Exhaustive due diligence, whether leading up to a transaction’s announcement or close or even before entering an auction, is particularly necessary to mitigate risk in today’s M&A dealmaking, panelists stressed at The Deal Economy Conference in New York on Wednesday, Nov. 20.
“When we are looking at deals we come up with a set of criteria in terms of what an acquisition would look like that we would even do due diligence on,” Amy Rice of Oaktree Capital Management LP. “We are very intentional about each piece of due diligence. Whether it’s when we are outsourcing part of the due diligence process, such as industry reports, or vendor information, we will interview each party on the source.”
Rice, who is part of Oaktree’s special situations group, said her firm mitigates risk in deals both in the types of transactions they target and the way in which they structure them.
“We don’t get involved in many auctions,” she said, adding that the firm has a three-pronged approach in the special situations group, targeting distress for control, structured equity (debt and warrants) and buy-and-build strategies.
Mitigating risk, she said, is most important in the buy-and-build strategy where running into potential problems is most likely.
Brian Walters, Matthews International Corp.’s general counsel, told the gathering that due diligence is especially critical in deals outside the U.S. Matthews has completed more than 70 deals since Walters took the GC post at the Pittsburgh-based company in 2005, many of them outside the United States.
“We really diligence the target company, all of the people they use, and we also try to understand the market that we are going into,” Walters said.
He pointed out, however, that much of the process involves evaluating how significant a risk is. “There are two parts to due diligence,” Walters said, “understanding the red flags and knowing what is material and what’s not.”
Walters gave attendees a play-by-play of the company’s various acquisition strategies for its three main business lines: brand solutions and packaging, casket manufacturing and automation in manufacturing. Brand solutions and packaging, he said, is Matthew’s largest segment and its most global.
Once due diligence is completed and parties are ready to ink a merger agreement, challenges remain.
Walters used Matthews’ entrance into the casket business in 2001 with the acquisition of manufacturer The York Group Inc. as a prime example of how things can go awry even after a deal in signed. He explained that in the first few years of ownership, York struggled as Matthews grappled with shifting York’s strategy from direct-to-vendor to direct-to-customers.
To help expedite the shift, the company acquired New York-based South Brooklyn Casket Co., a family-owned company with a proven track record selling direct to customers.

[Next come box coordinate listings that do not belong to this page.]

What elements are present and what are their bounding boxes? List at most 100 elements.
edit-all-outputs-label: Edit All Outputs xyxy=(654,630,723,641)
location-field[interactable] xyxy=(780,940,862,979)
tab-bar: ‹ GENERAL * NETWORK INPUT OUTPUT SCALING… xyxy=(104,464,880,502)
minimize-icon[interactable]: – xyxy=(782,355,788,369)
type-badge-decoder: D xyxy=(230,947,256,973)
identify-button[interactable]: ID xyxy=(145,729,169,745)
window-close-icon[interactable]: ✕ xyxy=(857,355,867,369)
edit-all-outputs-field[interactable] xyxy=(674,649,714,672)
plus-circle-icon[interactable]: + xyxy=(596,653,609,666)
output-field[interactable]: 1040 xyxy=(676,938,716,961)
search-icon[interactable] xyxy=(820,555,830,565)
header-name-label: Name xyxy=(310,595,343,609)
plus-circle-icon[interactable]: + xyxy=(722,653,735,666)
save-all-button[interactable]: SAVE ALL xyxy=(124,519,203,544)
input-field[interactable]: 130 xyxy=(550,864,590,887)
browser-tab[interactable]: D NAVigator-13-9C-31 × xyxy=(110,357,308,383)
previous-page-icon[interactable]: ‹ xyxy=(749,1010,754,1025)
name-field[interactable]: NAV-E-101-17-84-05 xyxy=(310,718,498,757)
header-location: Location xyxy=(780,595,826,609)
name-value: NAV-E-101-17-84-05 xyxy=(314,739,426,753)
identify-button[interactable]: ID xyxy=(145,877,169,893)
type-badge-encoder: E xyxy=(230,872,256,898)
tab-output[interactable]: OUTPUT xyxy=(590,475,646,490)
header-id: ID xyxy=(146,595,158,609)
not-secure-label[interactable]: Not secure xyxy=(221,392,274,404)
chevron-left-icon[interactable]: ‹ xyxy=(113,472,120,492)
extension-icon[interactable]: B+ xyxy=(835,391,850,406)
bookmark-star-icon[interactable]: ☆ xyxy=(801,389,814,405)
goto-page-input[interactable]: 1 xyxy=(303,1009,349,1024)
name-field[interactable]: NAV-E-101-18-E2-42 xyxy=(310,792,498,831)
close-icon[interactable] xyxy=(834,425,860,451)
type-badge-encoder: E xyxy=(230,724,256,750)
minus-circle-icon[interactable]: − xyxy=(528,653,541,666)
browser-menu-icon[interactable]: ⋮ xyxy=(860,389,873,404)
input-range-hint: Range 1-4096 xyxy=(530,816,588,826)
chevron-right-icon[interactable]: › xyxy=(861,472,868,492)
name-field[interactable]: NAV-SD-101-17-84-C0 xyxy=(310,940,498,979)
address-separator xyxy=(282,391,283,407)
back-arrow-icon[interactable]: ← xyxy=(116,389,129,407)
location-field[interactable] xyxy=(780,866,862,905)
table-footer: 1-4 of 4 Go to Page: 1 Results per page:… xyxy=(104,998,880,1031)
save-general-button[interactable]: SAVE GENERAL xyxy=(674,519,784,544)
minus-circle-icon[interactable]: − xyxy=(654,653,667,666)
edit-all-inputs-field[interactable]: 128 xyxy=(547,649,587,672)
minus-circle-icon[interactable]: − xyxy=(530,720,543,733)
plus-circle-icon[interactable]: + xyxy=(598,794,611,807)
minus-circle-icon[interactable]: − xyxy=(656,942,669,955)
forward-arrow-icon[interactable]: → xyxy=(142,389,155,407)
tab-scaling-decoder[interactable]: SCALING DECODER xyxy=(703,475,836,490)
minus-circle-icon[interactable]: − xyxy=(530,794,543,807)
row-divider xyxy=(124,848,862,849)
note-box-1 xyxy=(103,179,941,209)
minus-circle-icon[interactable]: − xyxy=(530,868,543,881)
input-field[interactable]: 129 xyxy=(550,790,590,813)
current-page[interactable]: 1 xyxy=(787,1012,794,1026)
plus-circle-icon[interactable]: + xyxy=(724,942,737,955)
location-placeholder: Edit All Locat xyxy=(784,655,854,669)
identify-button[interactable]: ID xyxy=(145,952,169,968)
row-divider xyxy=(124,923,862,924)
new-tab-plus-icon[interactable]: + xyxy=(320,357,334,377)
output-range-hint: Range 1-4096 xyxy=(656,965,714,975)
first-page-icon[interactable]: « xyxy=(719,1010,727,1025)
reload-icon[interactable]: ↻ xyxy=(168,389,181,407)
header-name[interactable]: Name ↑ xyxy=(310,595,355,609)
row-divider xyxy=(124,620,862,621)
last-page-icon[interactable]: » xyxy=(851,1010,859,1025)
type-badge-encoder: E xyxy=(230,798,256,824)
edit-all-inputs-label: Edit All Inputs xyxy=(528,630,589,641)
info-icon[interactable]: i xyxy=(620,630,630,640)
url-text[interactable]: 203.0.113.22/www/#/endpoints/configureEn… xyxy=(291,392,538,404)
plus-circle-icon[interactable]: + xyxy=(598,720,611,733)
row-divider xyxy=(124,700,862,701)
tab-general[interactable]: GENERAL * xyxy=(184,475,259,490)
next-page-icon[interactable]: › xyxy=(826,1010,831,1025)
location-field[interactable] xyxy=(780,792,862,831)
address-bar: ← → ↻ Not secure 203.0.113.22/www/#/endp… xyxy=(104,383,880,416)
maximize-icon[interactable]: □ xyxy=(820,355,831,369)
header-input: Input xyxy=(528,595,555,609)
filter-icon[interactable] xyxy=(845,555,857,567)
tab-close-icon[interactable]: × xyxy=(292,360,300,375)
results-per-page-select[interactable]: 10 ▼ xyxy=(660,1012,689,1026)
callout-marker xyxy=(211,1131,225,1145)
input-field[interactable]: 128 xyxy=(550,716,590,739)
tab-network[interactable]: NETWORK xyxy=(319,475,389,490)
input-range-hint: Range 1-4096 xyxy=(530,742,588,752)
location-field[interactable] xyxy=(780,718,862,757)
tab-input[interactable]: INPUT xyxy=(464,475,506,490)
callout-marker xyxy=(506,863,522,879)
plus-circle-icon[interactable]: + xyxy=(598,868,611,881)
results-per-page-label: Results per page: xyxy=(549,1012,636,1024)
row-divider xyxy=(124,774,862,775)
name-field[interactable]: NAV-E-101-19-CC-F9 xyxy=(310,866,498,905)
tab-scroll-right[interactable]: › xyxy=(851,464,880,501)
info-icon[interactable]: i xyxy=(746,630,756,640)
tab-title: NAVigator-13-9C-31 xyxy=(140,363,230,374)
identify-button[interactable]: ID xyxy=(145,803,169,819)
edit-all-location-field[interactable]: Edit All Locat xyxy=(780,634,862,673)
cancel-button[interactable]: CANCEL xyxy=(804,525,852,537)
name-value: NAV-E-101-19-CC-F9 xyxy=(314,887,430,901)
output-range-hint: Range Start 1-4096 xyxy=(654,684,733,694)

To incentize the new company to help spur change, Matthews offered management an earnout.
The family owners of the company, the Pontones, ended up suing Matthews over various parts of the agreement and the two parties eventually settled.
“We simply won’t do earnouts anymore,” Matthews International’s Walters said.
“If you don’t have the resources [to do an earnout], don’t do it,” added W. Ian Palm, a partner at Toronto-based law firm Gowling WLG. He said there are other mechanisms acquirers can use to keep management teams invested, such as minority stakes for management or options.
Another mechanism that is used increasingly to mitigate risk is M&A representations and warranties insurance, a type of insurance that helps protect against losses arising due to the seller’s breach of certain covenants of the acquisition agreement. It’s a tool typically used by private equity firms and their advisers but is also making deeper inroads into strategics’ thinking, as well.
“It used to be law firms that came to us almost exclusively,” said James Batson, an investment manager and legal counsel at Bentham IMF, a litigation finance company. “These days, it’s the companies that are coming to us.”